Indian banking has undergone tremendous changes in the
past decade in terms of factors like technology, asset liability
structure and competitive scenario. Today, many Indian banks
are on a par with their leading Asian counterparts, with
as many as nine Indian banks, led by HDFC Bank and ICICI
Bank, having made it to the list of Top 50 Asian Banks (as
per Asian Bankers Report-2007). However, the cost of banking
intermediation and the extent of banking penetration in
India are still low. As per a technical paper on differentiated
bank licenses released by the Reserve Bank of India (RBI)

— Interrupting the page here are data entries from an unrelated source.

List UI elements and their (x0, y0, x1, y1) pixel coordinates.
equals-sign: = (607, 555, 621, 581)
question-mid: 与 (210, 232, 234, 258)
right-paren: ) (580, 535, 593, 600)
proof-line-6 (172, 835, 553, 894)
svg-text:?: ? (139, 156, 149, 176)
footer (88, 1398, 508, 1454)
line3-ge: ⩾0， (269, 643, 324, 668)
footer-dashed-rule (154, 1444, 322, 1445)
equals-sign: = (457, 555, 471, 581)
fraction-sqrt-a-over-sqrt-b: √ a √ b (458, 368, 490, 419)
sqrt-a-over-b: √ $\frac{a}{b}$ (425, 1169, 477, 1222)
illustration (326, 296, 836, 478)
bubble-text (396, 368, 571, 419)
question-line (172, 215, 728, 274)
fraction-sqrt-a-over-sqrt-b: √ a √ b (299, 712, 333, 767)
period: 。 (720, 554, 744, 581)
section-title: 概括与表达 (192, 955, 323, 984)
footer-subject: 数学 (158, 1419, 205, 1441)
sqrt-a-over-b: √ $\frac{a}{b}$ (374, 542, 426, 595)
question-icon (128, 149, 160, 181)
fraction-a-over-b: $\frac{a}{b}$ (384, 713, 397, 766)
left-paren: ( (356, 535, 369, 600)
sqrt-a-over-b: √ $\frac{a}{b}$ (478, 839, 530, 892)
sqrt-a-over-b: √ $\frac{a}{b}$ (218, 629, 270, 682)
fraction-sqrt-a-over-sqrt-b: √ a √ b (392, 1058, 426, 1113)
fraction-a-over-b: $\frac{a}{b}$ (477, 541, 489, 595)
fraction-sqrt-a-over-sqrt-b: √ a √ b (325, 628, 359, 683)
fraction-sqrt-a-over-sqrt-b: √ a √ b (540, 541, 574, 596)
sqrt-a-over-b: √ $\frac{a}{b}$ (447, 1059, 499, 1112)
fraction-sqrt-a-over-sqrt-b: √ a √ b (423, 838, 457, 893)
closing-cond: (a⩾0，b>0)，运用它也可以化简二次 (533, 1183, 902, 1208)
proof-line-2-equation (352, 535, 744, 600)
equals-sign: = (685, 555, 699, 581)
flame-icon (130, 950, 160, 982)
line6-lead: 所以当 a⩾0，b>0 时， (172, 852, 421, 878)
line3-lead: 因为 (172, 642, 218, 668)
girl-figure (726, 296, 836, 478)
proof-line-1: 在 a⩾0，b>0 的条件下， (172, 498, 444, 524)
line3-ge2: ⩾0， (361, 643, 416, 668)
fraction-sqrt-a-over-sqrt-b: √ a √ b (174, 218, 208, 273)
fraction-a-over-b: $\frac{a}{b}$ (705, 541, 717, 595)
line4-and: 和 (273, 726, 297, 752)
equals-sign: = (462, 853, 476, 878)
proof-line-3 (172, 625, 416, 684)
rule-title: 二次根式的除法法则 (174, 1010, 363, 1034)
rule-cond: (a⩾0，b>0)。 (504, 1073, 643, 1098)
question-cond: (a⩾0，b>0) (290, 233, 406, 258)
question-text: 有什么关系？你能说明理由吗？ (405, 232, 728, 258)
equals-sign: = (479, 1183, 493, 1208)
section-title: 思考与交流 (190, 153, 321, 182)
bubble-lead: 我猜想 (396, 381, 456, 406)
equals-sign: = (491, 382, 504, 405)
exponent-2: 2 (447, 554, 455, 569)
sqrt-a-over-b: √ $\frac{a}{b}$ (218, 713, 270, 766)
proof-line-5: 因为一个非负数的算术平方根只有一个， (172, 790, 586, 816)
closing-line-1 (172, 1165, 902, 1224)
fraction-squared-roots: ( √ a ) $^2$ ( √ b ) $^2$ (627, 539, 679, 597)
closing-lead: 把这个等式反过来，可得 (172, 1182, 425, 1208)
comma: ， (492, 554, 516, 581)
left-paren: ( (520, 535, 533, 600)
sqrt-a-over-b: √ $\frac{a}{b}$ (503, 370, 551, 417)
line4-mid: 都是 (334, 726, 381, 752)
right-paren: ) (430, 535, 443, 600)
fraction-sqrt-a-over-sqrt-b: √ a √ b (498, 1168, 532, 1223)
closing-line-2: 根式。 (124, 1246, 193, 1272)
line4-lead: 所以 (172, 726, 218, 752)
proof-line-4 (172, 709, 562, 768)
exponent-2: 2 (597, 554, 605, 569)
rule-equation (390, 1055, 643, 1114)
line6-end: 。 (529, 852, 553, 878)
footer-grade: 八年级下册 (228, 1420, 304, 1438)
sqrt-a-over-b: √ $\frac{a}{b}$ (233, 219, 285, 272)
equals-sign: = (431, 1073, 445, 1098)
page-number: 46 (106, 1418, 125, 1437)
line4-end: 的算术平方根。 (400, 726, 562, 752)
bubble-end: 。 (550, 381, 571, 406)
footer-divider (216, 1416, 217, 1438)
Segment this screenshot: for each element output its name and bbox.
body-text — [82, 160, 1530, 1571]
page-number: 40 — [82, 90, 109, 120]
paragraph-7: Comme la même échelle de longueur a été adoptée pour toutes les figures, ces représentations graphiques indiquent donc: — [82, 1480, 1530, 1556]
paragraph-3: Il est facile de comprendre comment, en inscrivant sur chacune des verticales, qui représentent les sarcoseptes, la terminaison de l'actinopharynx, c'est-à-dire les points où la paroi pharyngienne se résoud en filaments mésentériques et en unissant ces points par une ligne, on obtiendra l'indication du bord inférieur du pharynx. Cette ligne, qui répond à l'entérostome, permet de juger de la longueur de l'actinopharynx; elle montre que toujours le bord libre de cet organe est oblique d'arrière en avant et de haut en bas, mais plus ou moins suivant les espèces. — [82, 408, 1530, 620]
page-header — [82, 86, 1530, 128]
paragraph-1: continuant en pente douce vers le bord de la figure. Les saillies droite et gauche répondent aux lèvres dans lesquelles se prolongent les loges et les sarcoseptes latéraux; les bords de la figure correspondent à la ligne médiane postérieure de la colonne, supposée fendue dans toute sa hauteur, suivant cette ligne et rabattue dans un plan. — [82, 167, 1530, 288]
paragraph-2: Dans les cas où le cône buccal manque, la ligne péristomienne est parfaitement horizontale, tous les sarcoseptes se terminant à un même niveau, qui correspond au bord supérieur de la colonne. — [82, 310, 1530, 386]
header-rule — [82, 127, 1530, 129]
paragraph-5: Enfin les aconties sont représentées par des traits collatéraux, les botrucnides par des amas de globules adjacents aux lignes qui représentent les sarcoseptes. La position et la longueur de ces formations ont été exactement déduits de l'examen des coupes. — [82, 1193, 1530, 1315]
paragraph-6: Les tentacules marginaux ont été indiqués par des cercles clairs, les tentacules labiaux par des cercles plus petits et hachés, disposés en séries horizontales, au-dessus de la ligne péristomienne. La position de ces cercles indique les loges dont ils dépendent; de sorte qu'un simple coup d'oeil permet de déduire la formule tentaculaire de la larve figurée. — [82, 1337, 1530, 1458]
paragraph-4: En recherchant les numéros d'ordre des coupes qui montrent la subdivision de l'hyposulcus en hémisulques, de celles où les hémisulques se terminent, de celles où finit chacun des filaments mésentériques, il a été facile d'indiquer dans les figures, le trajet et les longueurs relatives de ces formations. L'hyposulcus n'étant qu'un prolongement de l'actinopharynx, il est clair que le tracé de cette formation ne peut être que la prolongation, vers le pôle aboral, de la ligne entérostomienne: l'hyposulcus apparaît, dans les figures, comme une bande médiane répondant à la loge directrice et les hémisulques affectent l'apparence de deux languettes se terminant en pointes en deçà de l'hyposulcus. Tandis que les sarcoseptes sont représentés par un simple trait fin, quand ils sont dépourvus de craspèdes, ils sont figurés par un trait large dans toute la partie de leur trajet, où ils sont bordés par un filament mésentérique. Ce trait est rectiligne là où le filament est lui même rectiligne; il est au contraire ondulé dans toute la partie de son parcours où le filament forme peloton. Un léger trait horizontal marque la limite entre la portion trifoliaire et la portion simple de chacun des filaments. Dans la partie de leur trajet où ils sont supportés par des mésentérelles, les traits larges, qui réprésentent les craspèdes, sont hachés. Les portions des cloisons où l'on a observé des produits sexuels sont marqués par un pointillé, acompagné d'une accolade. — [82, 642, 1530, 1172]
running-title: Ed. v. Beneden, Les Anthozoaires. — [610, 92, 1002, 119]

in 2007, less than 59% of adult population has access to
a bank account and less than 14% of adult population has
a loan account with a bank.
To meet the growing needs of the banking industry and also
to ensure that this sector becomes a major contributor to
the economy, RBI passed a regulation, allowing foreign banks
to operate in India through one of the three channels: a
branch, a wholly-owned subsidiary, or a subsidiary with
aggregate foreign investment up to a maximum of 74% in a
private bank. In the first phase, i.e., up to March 2009,
foreign banks would be permitted to establish a presence
by setting up wholly-owned subsidiaries or by conversion
of branches into wholly-owned subsidiaries. Alternatively,
they will also be allowed to take over stressed private
sector banks identified by RBI during this phase.